The family forms part of a group of 30 Syrian nationals who are being housed at Ceuta's Temporary Center for Immigrants (CETI) and have started a protest to persuade the Spanish authorities to resolve their current situation by prioritizing their asylum applications and transporting them across the Strait of Gibraltar to rebuild their lives. The process often takes months.
"We only ask that they take us to the peninsula, because we cannot live here," says 22-year-old Kheder. He insists that their plight is desperate and that he simply wants to be able to work to restart a future that essentially stopped on November 12, 2012, the date stamped in his daughter's passport. On that day, Kheder led his family away from their home with little more than the clothes in which they stood. "We had nobody left in Syria," he says. His family has been relatively fortunate: the bitter conflict has claimed the life of one of his grandparents but his brother and parents were able to escape and take refuge in Milan.
We only ask that they take us to the peninsula, because we cannot live here"
Kheder was forced to abandon Syria when he refused to return to the army. "We are happy to be alive and to have fled the war, but for us Ceuta is a prison that we can't escape."
His family traveled 5,000 kilometers over a 10-month period to reach Spanish soil. They crossed Lebanon and the entire Maghreb from Egypt to Morocco, but dodge the question of how they gained access to Ceuta.
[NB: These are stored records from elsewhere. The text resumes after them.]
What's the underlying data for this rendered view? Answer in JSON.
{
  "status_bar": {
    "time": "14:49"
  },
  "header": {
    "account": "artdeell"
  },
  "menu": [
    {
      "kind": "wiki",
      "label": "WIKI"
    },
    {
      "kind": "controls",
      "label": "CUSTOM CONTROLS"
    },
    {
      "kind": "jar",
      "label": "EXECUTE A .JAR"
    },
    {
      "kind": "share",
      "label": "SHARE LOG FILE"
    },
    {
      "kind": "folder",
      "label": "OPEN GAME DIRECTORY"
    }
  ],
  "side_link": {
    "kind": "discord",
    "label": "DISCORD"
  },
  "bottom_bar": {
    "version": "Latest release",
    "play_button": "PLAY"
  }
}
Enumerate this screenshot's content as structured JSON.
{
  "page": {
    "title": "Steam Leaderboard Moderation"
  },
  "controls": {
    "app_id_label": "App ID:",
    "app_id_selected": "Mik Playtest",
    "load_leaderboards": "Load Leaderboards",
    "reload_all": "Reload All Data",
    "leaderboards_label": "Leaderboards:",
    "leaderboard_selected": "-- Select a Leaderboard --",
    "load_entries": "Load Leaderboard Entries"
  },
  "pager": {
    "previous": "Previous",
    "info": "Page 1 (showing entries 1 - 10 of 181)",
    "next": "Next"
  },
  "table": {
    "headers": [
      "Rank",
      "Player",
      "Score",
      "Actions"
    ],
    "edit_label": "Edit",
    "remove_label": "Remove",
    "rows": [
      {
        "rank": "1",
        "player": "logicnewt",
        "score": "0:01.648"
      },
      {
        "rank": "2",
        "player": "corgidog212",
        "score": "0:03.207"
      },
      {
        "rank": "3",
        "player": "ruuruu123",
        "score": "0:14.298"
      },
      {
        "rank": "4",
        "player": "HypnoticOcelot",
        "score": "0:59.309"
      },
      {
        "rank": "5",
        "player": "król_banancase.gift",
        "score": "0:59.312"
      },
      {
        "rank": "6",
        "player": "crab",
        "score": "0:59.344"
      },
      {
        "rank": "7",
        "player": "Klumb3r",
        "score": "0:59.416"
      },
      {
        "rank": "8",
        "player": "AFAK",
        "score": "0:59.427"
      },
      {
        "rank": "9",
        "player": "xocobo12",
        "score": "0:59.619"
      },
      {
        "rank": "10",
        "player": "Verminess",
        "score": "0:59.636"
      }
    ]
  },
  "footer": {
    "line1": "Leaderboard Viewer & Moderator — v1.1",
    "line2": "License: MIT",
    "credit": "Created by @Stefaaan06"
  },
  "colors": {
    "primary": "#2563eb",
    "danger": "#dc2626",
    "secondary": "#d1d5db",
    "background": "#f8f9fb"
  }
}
The majority of the group did so using false passports or by hiding in cars.
The Ramadan family has been in the Spanish autonomous city since the middle of September. They are one of three Syrian families who have managed to get on to European soil in the past few months. Among the others is that of Rami Chain and his wife Gazia. They have four children aged 11, eight, five and nine months. Like the rest of the refugees, they want to go to Madrid, where they have friends and family. The third family consists of Ibrahim and his wife Zainab, who gave birth in Ceuta just a few days ago to Kahil, who has two older sisters, Zizo and Tafida.
The three families have been protesting with the rest of their compatriots because they do not wish to stay in the CETI, which is overwhelmed with people following a series of successful assaults on Ceuta's border fence and coasts by African immigrants in recent months. More than 700 people are installed in the CETI, which was designed to hold just over 500. Kheder left the center two weeks ago because he was not allowed to sleep in the same room as his wife and children. "It is not a place for children to live," he says. "We are not complaining about how we have been taken in, but there are too many people, from all over the place, and not all of them are good."
The Syrian refugee community in Ceuta also includes teenagers such as Mustafa Mesto, 17, who fled Aleppo. The rest of his family crossed the border into Turkey.